There are four steps to the CARP program:
An in-depth interview
Evaluation for serious and or common conditions contributing to the symptoms
A targeted evaluation to see if conditions are consistent with those commonly associated with long COVID
Rehabilitation
In the interview phase of the program, Dr. Vanichkachorn says that patients often express that they feel abandoned. Because the medical community, family and friends don’t understand this condition patients are often told it is all in their head or that what they are explaining isn’t possible. As a result, they doubt themselves and feel guilty, which can lead to depression and anxiety, and even PTSD for some.
“Patients are starving for validation.” Dr. Vanichkachorn and his colleagues let patients tell their stories, listen with empathy, and let them know that this is a brand-new condition, and their symptoms are consistent with hundreds of other patients that the Mayo Clinic is helping.
“A biological pathology underlies this condition. We shouldn’t assume that everything associated with long COVID is a manifestation of anxiety. I remind patients that the mind and body work together. Just because we are treating an anxiety disorder doesn’t mean that everything they are experiencing is from anxiety.”

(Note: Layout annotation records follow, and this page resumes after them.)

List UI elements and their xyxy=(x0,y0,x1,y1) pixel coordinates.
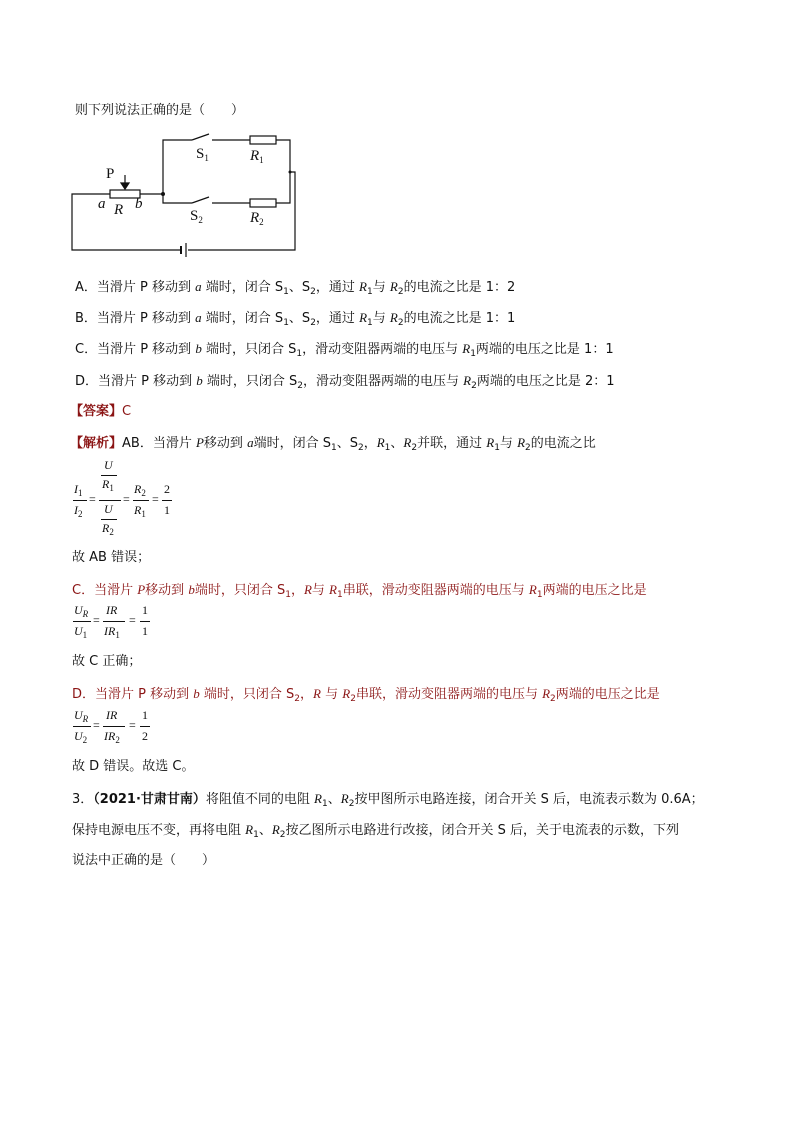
label-r: R xyxy=(114,202,124,218)
top-branch-left-wire xyxy=(163,140,192,194)
resistor-r1 xyxy=(250,136,276,144)
q3-line-1: 3．（2021·甘肃甘南）将阻值不同的电阻 $R_1$、$R_2$按甲图所示电路连接，闭合开关 S 后，电流表示数为 0.6A； xyxy=(72,791,704,809)
analysis-ab-line: 【解析】AB．当滑片 P移动到 a端时，闭合 $S_1$、$S_2$，$R_1$、$R_2$并联，通过 $R_1$与 $R_2$的电流之比 xyxy=(70,435,596,453)
formula-d-ratio: $U_R$ $U_2$ = IR $IR_2$ = 1 2 xyxy=(74,708,148,745)
option-d: D．当滑片 P 移动到 b 端时，只闭合 $S_2$，滑动变阻器两端的电压与 $R_2$两端的电压之比是 2：1 xyxy=(75,373,615,391)
label-s1: $S_1$ xyxy=(196,146,209,163)
option-b: B．当滑片 P 移动到 a 端时，闭合 $S_1$、$S_2$，通过 $R_1$与 $R_2$的电流之比是 1：1 xyxy=(75,310,516,328)
analysis-c-conclusion: 故 C 正确； xyxy=(72,654,142,669)
switch-s1 xyxy=(192,134,209,140)
analysis-label: 【解析】 xyxy=(70,436,123,451)
q3-line-3: 说法中正确的是（ ） xyxy=(72,853,216,868)
label-p: P xyxy=(106,166,115,182)
option-a: A．当滑片 P 移动到 a 端时，闭合 $S_1$、$S_2$，通过 $R_1$与 $R_2$的电流之比是 1：2 xyxy=(75,279,516,297)
answer-value: C xyxy=(122,404,132,419)
switch-s2 xyxy=(192,197,209,203)
analysis-d-line: D．当滑片 P 移动到 b 端时，只闭合 $S_2$，R 与 $R_2$串联，滑动变阻器两端的电压与 $R_2$两端的电压之比是 xyxy=(72,686,660,704)
formula-c-ratio: $U_R$ $U_1$ = IR $IR_1$ = 1 1 xyxy=(74,603,148,640)
option-c: C．当滑片 P 移动到 b 端时，只闭合 $S_1$，滑动变阻器两端的电压与 $R_1$两端的电压之比是 1：1 xyxy=(75,341,614,359)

It is very discouraging for patients that the medical community is just beginning to understand this condition. There is no single objective test for treatment, no clear symptom groups, no appropriate test for assessing cognition, and no gold standard of treatment.
And, when they return to work, they don’t experience the support that others who return after an accident or recognized illness receive. On top of the stigma, many of their co-workers don’t even believe COVID exists, which can lead to hostility, bullying, and reprimands at work.
It can make recovery seem impossible.
However, there is an opportunity for leaders to build a culture of support in the workplace. Take stock of how programs and policies are being applied to these employees and observe how they are being treated when they return. If necessary, make changes and introduce new processes to ensure they receive the support they need to feel included and succeed.
As he closed the presentation, Dr. Vanichkachorn encouraged the audience to remember that just because something is unexplainable doesn’t mean that it doesn’t exist. He stressed that with open minds, we can get people the care they need so they can get back to work and resume their normal lives.